As Russian firms flee offshore hubs, European courts wrestle with the fallout

Wikimedia Commons/CC BY-SA 4.0 Author: PomposPompou
A view of Nicosia, the Capital of Cyprus.

For years, jurisdictions such as Cyprus, Luxembourg and Jersey served as major hubs for Russian capital. However, Russia’s invasion of Ukraine, coupled with shifts in European policy and legal framework, has pushed more businesses to explore onshore alternatives within Russia, including the Special Administrative Regions and the “international company” regime introduced in 2018. As a result, redomiciliation to Russia has become an increasingly common trend.

The redomiciliations, however, have been far from smooth. Since 2022, Russia-related companies have found it nearly impossible to complete the move. EU and UK restrictions, and the resulting extreme caution among auditors, banks and service providers, have left these companies unable to formally remove from European states’ registers.

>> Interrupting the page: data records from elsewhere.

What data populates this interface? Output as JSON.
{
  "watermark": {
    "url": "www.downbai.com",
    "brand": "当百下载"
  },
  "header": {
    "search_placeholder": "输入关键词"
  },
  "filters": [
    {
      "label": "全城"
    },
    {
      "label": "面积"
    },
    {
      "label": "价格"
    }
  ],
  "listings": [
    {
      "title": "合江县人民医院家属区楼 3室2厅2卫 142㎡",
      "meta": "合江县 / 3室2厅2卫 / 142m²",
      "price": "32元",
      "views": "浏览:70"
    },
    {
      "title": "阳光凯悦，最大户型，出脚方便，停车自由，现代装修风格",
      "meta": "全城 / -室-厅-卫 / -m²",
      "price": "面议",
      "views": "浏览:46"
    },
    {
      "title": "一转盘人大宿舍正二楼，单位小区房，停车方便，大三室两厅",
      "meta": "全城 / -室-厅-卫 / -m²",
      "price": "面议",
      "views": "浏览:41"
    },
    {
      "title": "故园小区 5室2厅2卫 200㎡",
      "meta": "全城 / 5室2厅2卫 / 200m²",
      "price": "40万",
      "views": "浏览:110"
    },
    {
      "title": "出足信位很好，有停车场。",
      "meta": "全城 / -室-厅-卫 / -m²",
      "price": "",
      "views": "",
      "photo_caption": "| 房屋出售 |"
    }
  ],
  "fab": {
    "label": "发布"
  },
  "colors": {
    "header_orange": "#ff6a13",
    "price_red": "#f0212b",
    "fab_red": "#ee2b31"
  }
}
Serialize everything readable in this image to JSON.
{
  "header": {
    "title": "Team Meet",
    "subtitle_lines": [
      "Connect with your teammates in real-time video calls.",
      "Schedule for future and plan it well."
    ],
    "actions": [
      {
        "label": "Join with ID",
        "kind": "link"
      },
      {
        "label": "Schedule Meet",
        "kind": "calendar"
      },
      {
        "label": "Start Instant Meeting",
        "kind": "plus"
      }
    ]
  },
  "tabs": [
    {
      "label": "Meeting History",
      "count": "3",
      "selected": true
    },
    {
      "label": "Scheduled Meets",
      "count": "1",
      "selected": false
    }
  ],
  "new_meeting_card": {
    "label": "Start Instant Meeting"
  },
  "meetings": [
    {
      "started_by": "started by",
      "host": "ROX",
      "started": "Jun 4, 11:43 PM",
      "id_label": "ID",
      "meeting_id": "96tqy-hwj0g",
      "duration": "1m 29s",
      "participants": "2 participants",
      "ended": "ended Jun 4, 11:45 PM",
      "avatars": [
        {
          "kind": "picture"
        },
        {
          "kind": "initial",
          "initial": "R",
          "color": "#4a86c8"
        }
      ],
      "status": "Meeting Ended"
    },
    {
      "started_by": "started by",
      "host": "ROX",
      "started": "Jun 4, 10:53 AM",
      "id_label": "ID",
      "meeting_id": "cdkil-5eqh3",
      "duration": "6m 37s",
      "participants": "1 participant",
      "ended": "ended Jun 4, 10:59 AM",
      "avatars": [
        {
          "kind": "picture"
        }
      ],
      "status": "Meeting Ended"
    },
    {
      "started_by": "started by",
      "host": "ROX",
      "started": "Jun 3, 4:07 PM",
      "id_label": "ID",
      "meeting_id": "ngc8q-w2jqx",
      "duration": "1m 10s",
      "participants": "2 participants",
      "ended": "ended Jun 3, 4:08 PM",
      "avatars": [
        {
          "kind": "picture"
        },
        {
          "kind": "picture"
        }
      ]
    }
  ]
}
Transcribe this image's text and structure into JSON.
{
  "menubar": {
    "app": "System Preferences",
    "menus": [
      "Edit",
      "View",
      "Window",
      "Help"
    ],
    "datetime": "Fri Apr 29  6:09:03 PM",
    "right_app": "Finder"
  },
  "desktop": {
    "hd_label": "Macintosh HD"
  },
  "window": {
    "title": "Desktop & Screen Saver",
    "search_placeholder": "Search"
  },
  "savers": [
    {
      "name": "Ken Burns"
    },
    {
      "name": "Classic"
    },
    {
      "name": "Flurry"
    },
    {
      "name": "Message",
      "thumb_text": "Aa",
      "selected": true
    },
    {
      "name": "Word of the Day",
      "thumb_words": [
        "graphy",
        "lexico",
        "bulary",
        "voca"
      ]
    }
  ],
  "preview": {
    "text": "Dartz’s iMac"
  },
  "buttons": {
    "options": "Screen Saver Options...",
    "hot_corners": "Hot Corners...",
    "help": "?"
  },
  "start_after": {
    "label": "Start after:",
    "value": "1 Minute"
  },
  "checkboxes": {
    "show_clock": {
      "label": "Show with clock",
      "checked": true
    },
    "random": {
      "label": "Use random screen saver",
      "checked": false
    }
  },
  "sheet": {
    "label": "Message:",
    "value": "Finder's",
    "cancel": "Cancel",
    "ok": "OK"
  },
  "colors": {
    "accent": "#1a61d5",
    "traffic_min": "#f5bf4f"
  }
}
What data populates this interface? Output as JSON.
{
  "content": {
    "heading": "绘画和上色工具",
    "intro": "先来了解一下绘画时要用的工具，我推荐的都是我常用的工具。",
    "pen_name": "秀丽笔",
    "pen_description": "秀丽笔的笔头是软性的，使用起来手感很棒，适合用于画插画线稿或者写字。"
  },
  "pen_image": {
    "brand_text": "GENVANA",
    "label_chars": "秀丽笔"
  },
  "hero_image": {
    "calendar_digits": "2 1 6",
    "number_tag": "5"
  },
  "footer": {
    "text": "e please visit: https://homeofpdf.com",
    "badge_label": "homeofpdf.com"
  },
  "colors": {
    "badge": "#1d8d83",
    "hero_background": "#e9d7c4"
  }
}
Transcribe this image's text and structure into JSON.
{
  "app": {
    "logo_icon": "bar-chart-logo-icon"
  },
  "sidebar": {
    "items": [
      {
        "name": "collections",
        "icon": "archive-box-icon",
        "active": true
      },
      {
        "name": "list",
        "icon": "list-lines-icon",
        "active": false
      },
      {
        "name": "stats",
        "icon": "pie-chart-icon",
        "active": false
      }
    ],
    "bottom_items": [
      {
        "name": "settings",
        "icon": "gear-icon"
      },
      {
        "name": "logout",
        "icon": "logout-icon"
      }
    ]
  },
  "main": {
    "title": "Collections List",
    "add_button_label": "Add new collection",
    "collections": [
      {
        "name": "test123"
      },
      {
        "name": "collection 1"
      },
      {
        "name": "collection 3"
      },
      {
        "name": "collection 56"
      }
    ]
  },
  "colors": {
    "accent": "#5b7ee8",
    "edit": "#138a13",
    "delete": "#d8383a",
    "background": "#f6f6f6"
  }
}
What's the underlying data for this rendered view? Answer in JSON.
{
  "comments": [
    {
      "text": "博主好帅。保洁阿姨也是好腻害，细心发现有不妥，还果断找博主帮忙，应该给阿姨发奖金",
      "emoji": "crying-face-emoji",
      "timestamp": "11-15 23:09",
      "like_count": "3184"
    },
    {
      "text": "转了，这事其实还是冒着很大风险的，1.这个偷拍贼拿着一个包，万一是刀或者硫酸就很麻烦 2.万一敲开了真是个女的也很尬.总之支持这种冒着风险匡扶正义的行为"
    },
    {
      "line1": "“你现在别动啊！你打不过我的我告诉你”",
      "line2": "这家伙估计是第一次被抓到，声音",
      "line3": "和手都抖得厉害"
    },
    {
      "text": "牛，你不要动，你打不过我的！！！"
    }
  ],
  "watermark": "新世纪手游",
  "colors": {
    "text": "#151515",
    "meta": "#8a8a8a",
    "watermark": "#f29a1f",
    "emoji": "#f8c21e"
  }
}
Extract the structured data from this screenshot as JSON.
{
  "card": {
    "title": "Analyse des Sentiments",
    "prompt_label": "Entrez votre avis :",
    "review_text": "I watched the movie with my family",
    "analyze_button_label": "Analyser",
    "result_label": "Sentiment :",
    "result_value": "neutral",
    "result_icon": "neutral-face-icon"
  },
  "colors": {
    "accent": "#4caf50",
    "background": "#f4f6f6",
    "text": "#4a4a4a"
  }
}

To escape this trap, Russia has introduced a simplified, accelerated redomiciliation procedure. In exceptional cases, the President may issue a decree under which a company is deemed to have been removed from the foreign register. This mechanism has already been used, among others, by companies such as Russia’s top gold miner, Polyus Gold, and fertiliser giant PhosAgro. However, in practice, this mechanism is employed only in exceptional cases.

Unsurprisingly, emerging trends and new hurdles have sparked a surge in court battles worldwide. Some disputes directly challenge redomiciliation processes, while others serve as leverage in broader commercial conflicts.

A prominent example involves the lengthy dispute between Oleg Deripaska, founder of the aluminium giant Rusal, and his former partner, Vladimir Chernukhin, a former deputy chairman of Russia’s state-owned lender Vnesheconombank.

In the main proceedings, an award required Mr Deripaska to buy out Mr Chernukhin’s stake in Navio Holdings Ltd, which owned valuable Moscow real estate. As security, Mr Deripaska undertook in 2018 that shares in his company En+ would remain enforceable. En+ then redomiciled from Jersey to Russia. In 2019, Mr Chernukhin responded with a contempt application in the English courts, claiming the move made the shares harder to enforce and thus breached the undertaking. These accusations, however, remained unsupported. The court, having carefully considered the facts of the case, ruled that the change of domicile, which is what redomiciliation entails, does not constitute asset disposal and therefore does not violate the undertaking.

A more recent example arises from another ‘famous’ cross-border dispute between Uralchem, a major Russian fertiliser producer, and Sergey Makhlai, the former owner of Togliattiazot, Russia’s leading ammonia producer.

In 2019, two Cyprus companies linked to Uralchem, Uralchem Holding PLC and CI-Chemical Invest Ltd, undertook before the Cyprus court to maintain at least $1.75 billion in assets. In 2021, they initiated redomiciliation to Russia, and the companies linked to Makhlai accused them of breaching the undertaking and contempt of court. According to the applicants, Uralchem had allegedly shifted the Cyprus companies’ assets into newly formed Russian entities under the guise of redomiciliation, leaving the Cyprus entities empty.

However, as in the Deripaska case, the Cyprus court rejected that argument, concluding that redomiciliation does not entail a transfer of assets, but rather represents a mere change in the companies’ domicile and therefore does not violate the undertaking.

These cases show that while redomiciliation to Russia is on the rise, it remains legally complex, yet courts consistently rule that changing a company’s domicile alone does not transfer assets unlawfully.